The profile of Edward Conrad, former Bain partner, is one of the more interesting pieces I’ve read in the paper of record for quite some time. It goes into his economic theory about the engine of capitalism (the only way to get people to work is incentivization, but you will probably fail, so incentives have to be enormous); his theory on dating; and why he hates art.
Conard, who retired a few years ago at 51, is not merely a member of the 1 percent. He’s a member of the 0.1 percent. His wealth is most likely in the hundreds of millions; he lives in an Upper East Side town house just off Fifth Avenue; and he is one of the largest donors to his old boss and friend, Mitt Romney.
The core of his argument:
Conard understands that many believe that the U.S. economy currently serves the rich at the expense of everyone else. He contends that this is largely because most Americans don’t know how the economy really works — that the superrich spend only a small portion of their wealth on personal comforts; most of their money is invested in productive businesses that make life better for everyone. “Most citizens are consumers, not investors,” he told me during one of our long, occasionally contentious conversations. “They don’t recognize the benefits to consumers that come from investment.”
The argument’s nut:
Conard concludes that for every dollar an investor gets, the public reaps up to $20 in value. This is crucial to his argument: he thinks it proves that we should all appreciate the vast wealth of others more, because we’re benefiting, proportionally, from it.

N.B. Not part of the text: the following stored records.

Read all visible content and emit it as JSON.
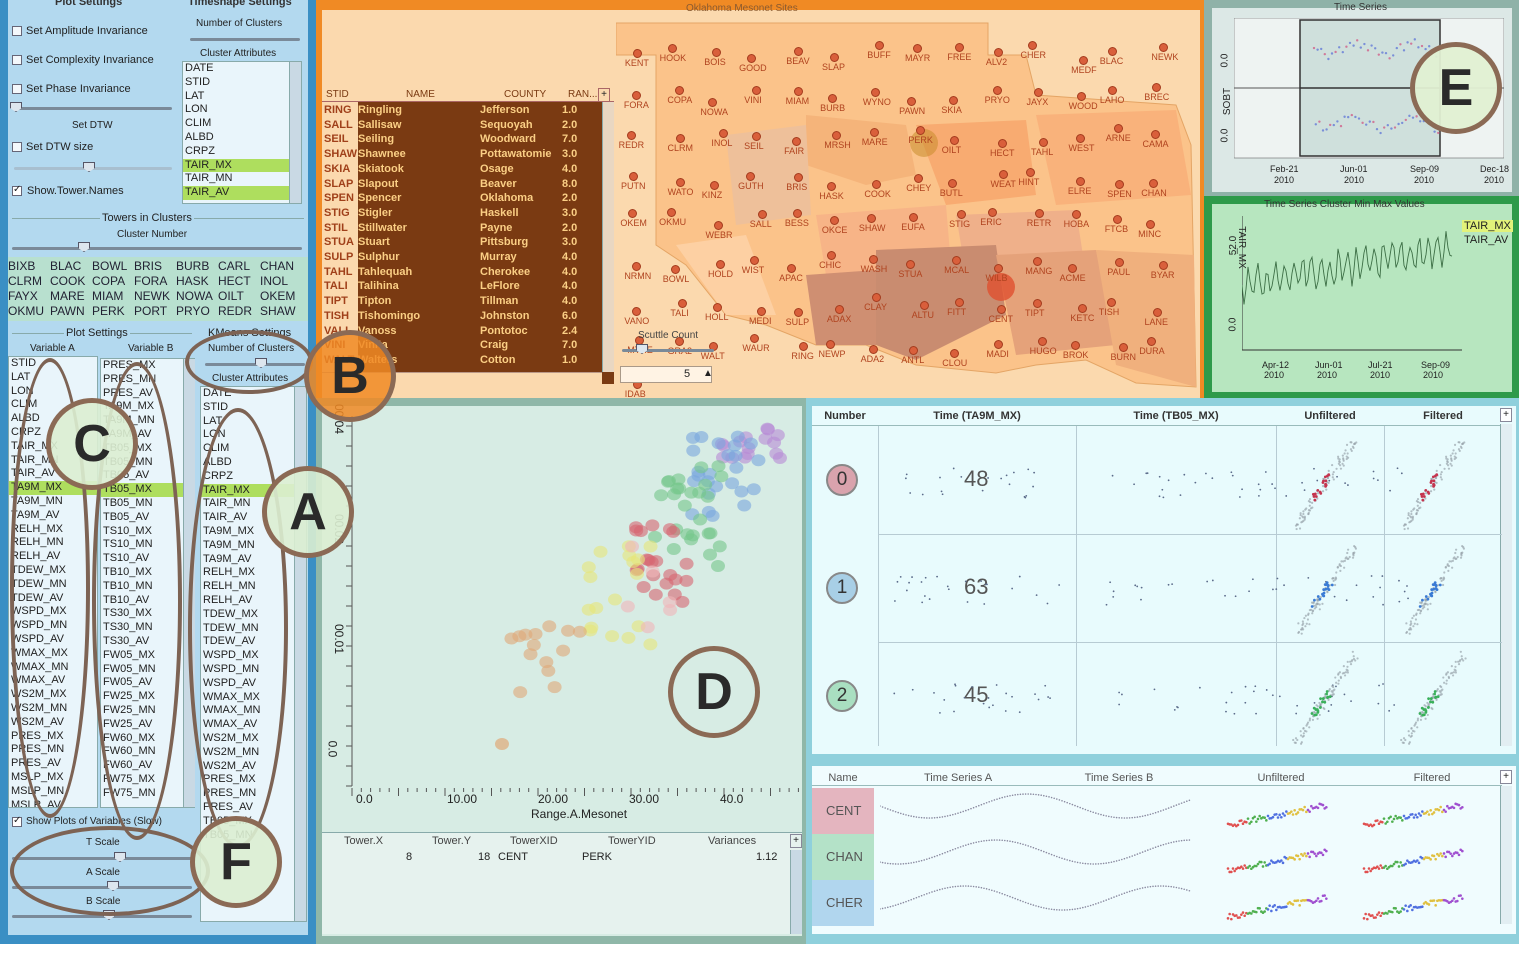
{
  "left_panel": {
    "plot_settings_title": "Plot Settings",
    "timeshape_title": "Timeshape Settings",
    "checkboxes": [
      {
        "label": "Set Amplitude Invariance",
        "checked": false
      },
      {
        "label": "Set Complexity Invariance",
        "checked": false
      },
      {
        "label": "Set Phase Invariance",
        "checked": false
      },
      {
        "label": "Set DTW size",
        "checked": false
      },
      {
        "label": "Show.Tower.Names",
        "checked": true
      }
    ],
    "set_dtw_label": "Set DTW",
    "number_of_clusters_label": "Number of Clusters",
    "cluster_attributes_label": "Cluster Attributes",
    "cluster_attributes": [
      "DATE",
      "STID",
      "LAT",
      "LON",
      "CLIM",
      "ALBD",
      "CRPZ",
      "TAIR_MX",
      "TAIR_MN",
      "TAIR_AV"
    ],
    "cluster_attributes_selected": [
      "TAIR_MX",
      "TAIR_AV"
    ],
    "towers_in_clusters_title": "Towers in Clusters",
    "cluster_number_label": "Cluster Number",
    "tower_rows": [
      [
        "BIXB",
        "BLAC",
        "BOWL",
        "BRIS",
        "BURB",
        "CARL",
        "CHAN"
      ],
      [
        "CLRM",
        "COOK",
        "COPA",
        "FORA",
        "HASK",
        "HECT",
        "INOL"
      ],
      [
        "FAYX",
        "MARE",
        "MIAM",
        "NEWK",
        "NOWA",
        "OILT",
        "OKEM"
      ],
      [
        "OKMU",
        "PAWN",
        "PERK",
        "PORT",
        "PRYO",
        "REDR",
        "SHAW"
      ]
    ],
    "plot_settings_sub": "Plot Settings",
    "variable_a_label": "Variable A",
    "variable_b_label": "Variable B",
    "kmeans_title": "KMeans Settings",
    "kmeans_clusters_label": "Number of Clusters",
    "kmeans_attributes_label": "Cluster Attributes",
    "var_a_list": [
      "STID",
      "LAT",
      "LON",
      "CLIM",
      "ALBD",
      "CRPZ",
      "TAIR_MX",
      "TAIR_MN",
      "TAIR_AV",
      "TA9M_MX",
      "TA9M_MN",
      "TA9M_AV",
      "RELH_MX",
      "RELH_MN",
      "RELH_AV",
      "TDEW_MX",
      "TDEW_MN",
      "TDEW_AV",
      "WSPD_MX",
      "WSPD_MN",
      "WSPD_AV",
      "WMAX_MX",
      "WMAX_MN",
      "WMAX_AV",
      "WS2M_MX",
      "WS2M_MN",
      "WS2M_AV",
      "PRES_MX",
      "PRES_MN",
      "PRES_AV",
      "MSLP_MX",
      "MSLP_MN",
      "MSLP_AV"
    ],
    "var_a_selected": "TA9M_MX",
    "var_b_list": [
      "PRES_MX",
      "PRES_MN",
      "PRES_AV",
      "TA9M_MX",
      "TA9M_MN",
      "TA9M_AV",
      "TB05_MX",
      "TB05_MN",
      "TB05_AV",
      "TB05_MX",
      "TB05_MN",
      "TB05_AV",
      "TS10_MX",
      "TS10_MN",
      "TS10_AV",
      "TB10_MX",
      "TB10_MN",
      "TB10_AV",
      "TS30_MX",
      "TS30_MN",
      "TS30_AV",
      "FW05_MX",
      "FW05_MN",
      "FW05_AV",
      "FW25_MX",
      "FW25_MN",
      "FW25_AV",
      "FW60_MX",
      "FW60_MN",
      "FW60_AV",
      "FW75_MX",
      "FW75_MN"
    ],
    "var_b_selected_index": 9,
    "kmeans_list": [
      "DATE",
      "STID",
      "LAT",
      "LON",
      "CLIM",
      "ALBD",
      "CRPZ",
      "TAIR_MX",
      "TAIR_MN",
      "TAIR_AV",
      "TA9M_MX",
      "TA9M_MN",
      "TA9M_AV",
      "RELH_MX",
      "RELH_MN",
      "RELH_AV",
      "TDEW_MX",
      "TDEW_MN",
      "TDEW_AV",
      "WSPD_MX",
      "WSPD_MN",
      "WSPD_AV",
      "WMAX_MX",
      "WMAX_MN",
      "WMAX_AV",
      "WS2M_MX",
      "WS2M_MN",
      "WS2M_AV",
      "PRES_MX",
      "PRES_MN",
      "PRES_AV",
      "TB05_MX",
      "TB05_MN"
    ],
    "kmeans_selected": "TAIR_MX",
    "show_plots_label": "Show Plots of Variables (Slow)",
    "t_scale_label": "T Scale",
    "a_scale_label": "A Scale",
    "b_scale_label": "B Scale"
  },
  "map_panel": {
    "title": "Oklahoma Mesonet Sites",
    "table_headers": [
      "STID",
      "NAME",
      "COUNTY",
      "RAN..."
    ],
    "table_rows": [
      [
        "RING",
        "Ringling",
        "Jefferson",
        "1.0"
      ],
      [
        "SALL",
        "Sallisaw",
        "Sequoyah",
        "2.0"
      ],
      [
        "SEIL",
        "Seiling",
        "Woodward",
        "7.0"
      ],
      [
        "SHAW",
        "Shawnee",
        "Pottawatomie",
        "3.0"
      ],
      [
        "SKIA",
        "Skiatook",
        "Osage",
        "4.0"
      ],
      [
        "SLAP",
        "Slapout",
        "Beaver",
        "8.0"
      ],
      [
        "SPEN",
        "Spencer",
        "Oklahoma",
        "2.0"
      ],
      [
        "STIG",
        "Stigler",
        "Haskell",
        "3.0"
      ],
      [
        "STIL",
        "Stillwater",
        "Payne",
        "2.0"
      ],
      [
        "STUA",
        "Stuart",
        "Pittsburg",
        "3.0"
      ],
      [
        "SULP",
        "Sulphur",
        "Murray",
        "4.0"
      ],
      [
        "TAHL",
        "Tahlequah",
        "Cherokee",
        "4.0"
      ],
      [
        "TALI",
        "Talihina",
        "LeFlore",
        "4.0"
      ],
      [
        "TIPT",
        "Tipton",
        "Tillman",
        "4.0"
      ],
      [
        "TISH",
        "Tishomingo",
        "Johnston",
        "6.0"
      ],
      [
        "VALI",
        "Vanoss",
        "Pontotoc",
        "2.4"
      ],
      [
        "VINI",
        "Vinita",
        "Craig",
        "7.0"
      ],
      [
        "WALT",
        "Walters",
        "Cotton",
        "1.0"
      ]
    ],
    "scuttle_count_label": "Scuttle Count",
    "scuttle_value": "5",
    "stations": [
      "KENT",
      "HOOK",
      "BOIS",
      "GOOD",
      "BEAV",
      "SLAP",
      "BUFF",
      "MAYR",
      "FREE",
      "ALV2",
      "CHER",
      "MEDF",
      "BLAC",
      "NEWK",
      "FORA",
      "COPA",
      "NOWA",
      "VINI",
      "MIAM",
      "BURB",
      "WYNO",
      "PAWN",
      "SKIA",
      "PRYO",
      "JAYX",
      "WOOD",
      "LAHO",
      "BREC",
      "REDR",
      "CLRM",
      "INOL",
      "SEIL",
      "FAIR",
      "MRSH",
      "MARE",
      "PERK",
      "OILT",
      "HECT",
      "TAHL",
      "WEST",
      "ARNE",
      "CAMA",
      "PUTN",
      "WATO",
      "KINZ",
      "GUTH",
      "BRIS",
      "HASK",
      "COOK",
      "CHEY",
      "BUTL",
      "WEAT",
      "HINT",
      "ELRE",
      "SPEN",
      "CHAN",
      "OKEM",
      "OKMU",
      "WEBR",
      "SALL",
      "BESS",
      "OKCE",
      "SHAW",
      "EUFA",
      "STIG",
      "ERIC",
      "RETR",
      "HOBA",
      "FTCB",
      "MINC",
      "NRMN",
      "BOWL",
      "HOLD",
      "WIST",
      "APAC",
      "CHIC",
      "WASH",
      "STUA",
      "MCAL",
      "WILB",
      "MANG",
      "ACME",
      "PAUL",
      "BYAR",
      "VANO",
      "TALI",
      "HOLL",
      "MEDI",
      "SULP",
      "ADAX",
      "CLAY",
      "ALTU",
      "FITT",
      "CENT",
      "TIPT",
      "KETC",
      "TISH",
      "LANE",
      "MTHE",
      "GRA2",
      "WALT",
      "WAUR",
      "RING",
      "NEWP",
      "ADA2",
      "ANTL",
      "CLOU",
      "MADI",
      "HUGO",
      "BROK",
      "BURN",
      "DURA",
      "IDAB"
    ]
  },
  "time_series_panel": {
    "title": "Time Series",
    "x_ticks": [
      "Feb-21",
      "Jun-01",
      "Sep-09",
      "Dec-18"
    ],
    "year": "2010",
    "y_tick": "0.0",
    "y_label": "SOBT"
  },
  "minmax_panel": {
    "title": "Time Series Cluster Min Max Values",
    "legend": [
      "TAIR_MX",
      "TAIR_AV"
    ],
    "x_ticks": [
      "Apr-12",
      "Jun-01",
      "Jul-21",
      "Sep-09"
    ],
    "year": "2010",
    "y_ticks": [
      "0.0",
      "52.0"
    ],
    "y_label": "TAIR_MX"
  },
  "scatter_panel": {
    "x_label": "Range.A.Mesonet",
    "x_ticks": [
      "0.0",
      "10.00",
      "20.00",
      "30.00",
      "40.0"
    ],
    "y_ticks": [
      "0.0",
      "00.01",
      "00.02",
      "00.04"
    ],
    "table_headers": [
      "Tower.X",
      "Tower.Y",
      "TowerXID",
      "TowerYID",
      "Variances"
    ],
    "table_row": [
      "8",
      "18",
      "CENT",
      "PERK",
      "1.12"
    ]
  },
  "cluster_grid": {
    "headers": [
      "Number",
      "Time (TA9M_MX)",
      "Time (TB05_MX)",
      "Unfiltered",
      "Filtered"
    ],
    "rows": [
      {
        "number": "0",
        "count": "48",
        "color": "#d9a3ad"
      },
      {
        "number": "1",
        "count": "63",
        "color": "#a8cfe6"
      },
      {
        "number": "2",
        "count": "45",
        "color": "#a9dfc1"
      }
    ]
  },
  "name_grid": {
    "headers": [
      "Name",
      "Time Series A",
      "Time Series B",
      "Unfiltered",
      "Filtered"
    ],
    "rows": [
      {
        "name": "CENT",
        "color": "#e4b5bf"
      },
      {
        "name": "CHAN",
        "color": "#b4e2c8"
      },
      {
        "name": "CHER",
        "color": "#b1d6ee"
      }
    ]
  },
  "callouts": [
    "A",
    "B",
    "C",
    "D",
    "E",
    "F"
  ],
  "colors": {
    "left_border": "#3a8fc4",
    "map_border": "#f08a24",
    "scatter_border": "#8fb7a8",
    "grid_border": "#8fd0dc",
    "ts_border": "#8fb2a8",
    "minmax_border": "#2e9a4a"
  }
}
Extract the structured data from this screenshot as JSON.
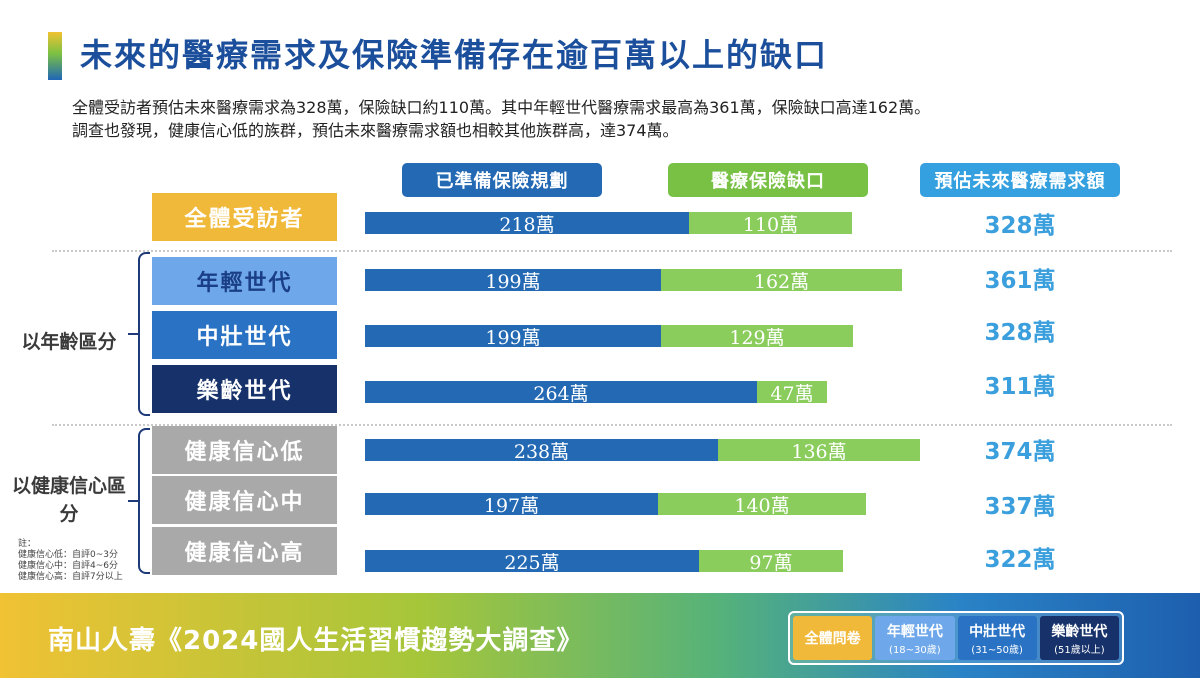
{
  "title": "未來的醫療需求及保險準備存在逾百萬以上的缺口",
  "description": [
    "全體受訪者預估未來醫療需求為328萬，保險缺口約110萬。其中年輕世代醫療需求最高為361萬，保險缺口高達162萬。",
    "調查也發現，健康信心低的族群，預估未來醫療需求額也相較其他族群高，達374萬。"
  ],
  "headers": {
    "prepared": "已準備保險規劃",
    "gap": "醫療保險缺口",
    "need": "預估未來醫療需求額"
  },
  "colors": {
    "prepared": "#2369b3",
    "gap": "#8acd5c",
    "need_text": "#3a9fdc",
    "all": "#f0b93a",
    "young": "#6fa8ea",
    "middle": "#2a72c3",
    "senior": "#17326b",
    "health": "#a9a9a9"
  },
  "groups": {
    "age": "以年齡區分",
    "health": "以健康信心區分"
  },
  "chart_data": {
    "type": "bar",
    "stacked": true,
    "orientation": "horizontal",
    "categories": [
      "全體受訪者",
      "年輕世代",
      "中壯世代",
      "樂齡世代",
      "健康信心低",
      "健康信心中",
      "健康信心高"
    ],
    "series": [
      {
        "name": "已準備保險規劃",
        "values": [
          218,
          199,
          199,
          264,
          238,
          197,
          225
        ]
      },
      {
        "name": "醫療保險缺口",
        "values": [
          110,
          162,
          129,
          47,
          136,
          140,
          97
        ]
      }
    ],
    "totals_name": "預估未來醫療需求額",
    "totals": [
      328,
      361,
      328,
      311,
      374,
      337,
      322
    ],
    "unit": "萬"
  },
  "rows": [
    {
      "label": "全體受訪者",
      "prepared": "218萬",
      "gap": "110萬",
      "need": "328萬"
    },
    {
      "label": "年輕世代",
      "prepared": "199萬",
      "gap": "162萬",
      "need": "361萬"
    },
    {
      "label": "中壯世代",
      "prepared": "199萬",
      "gap": "129萬",
      "need": "328萬"
    },
    {
      "label": "樂齡世代",
      "prepared": "264萬",
      "gap": "47萬",
      "need": "311萬"
    },
    {
      "label": "健康信心低",
      "prepared": "238萬",
      "gap": "136萬",
      "need": "374萬"
    },
    {
      "label": "健康信心中",
      "prepared": "197萬",
      "gap": "140萬",
      "need": "337萬"
    },
    {
      "label": "健康信心高",
      "prepared": "225萬",
      "gap": "97萬",
      "need": "322萬"
    }
  ],
  "note": {
    "title": "註：",
    "lines": [
      "健康信心低：自評0~3分",
      "健康信心中：自評4~6分",
      "健康信心高：自評7分以上"
    ]
  },
  "footer": {
    "title": "南山人壽《2024國人生活習慣趨勢大調查》",
    "legend": [
      {
        "label": "全體問卷",
        "sub": ""
      },
      {
        "label": "年輕世代",
        "sub": "(18~30歲)"
      },
      {
        "label": "中壯世代",
        "sub": "(31~50歲)"
      },
      {
        "label": "樂齡世代",
        "sub": "(51歲以上)"
      }
    ]
  }
}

The part (2 of 3,492) where he defends the big investment banks:
Conard concedes that the banks made some mistakes, but the important thing now, he says, is to provide them even stronger government support. He advocates creating a new government program that guarantees to bail out the banks if they ever face another run. As for exotic derivatives, Conard doesn’t see a problem. He argues that collateralized-debt obligations, credit-default swaps, mortgage-backed securities and other (now deemed toxic) financial products were fundamentally sound
Conrad doesn’t believe in “crony capitalism” — even though his biography hinges on it:
“I don’t want to talk about rent-seeking,” he told me. “When you go off to a third-world country, there’s a dictator who says, ‘I’m giving the telephone franchise to my brother-in-law.’ It’s pretty hard to do that here.” Sure thing, right.
At a nearby table we saw three young people with plaid shirts and floppy hair. For all we know, they may have been plotting the next generation’s Twitter, but Conard felt sure they were merely lounging on the sidelines. “What are they doing, sitting here, having a coffee at 2:30?” he asked. “I’m sure those guys are college-educated.” Conard, who occasionally flashed a mean streak during our talks, started calling the group “art-history majors,” his derisive term for pretty much anyone who was lucky enough to be born with the talent and opportunity to join the risk-taking, innovation-hunting mechanism but who chose instead a less competitive life.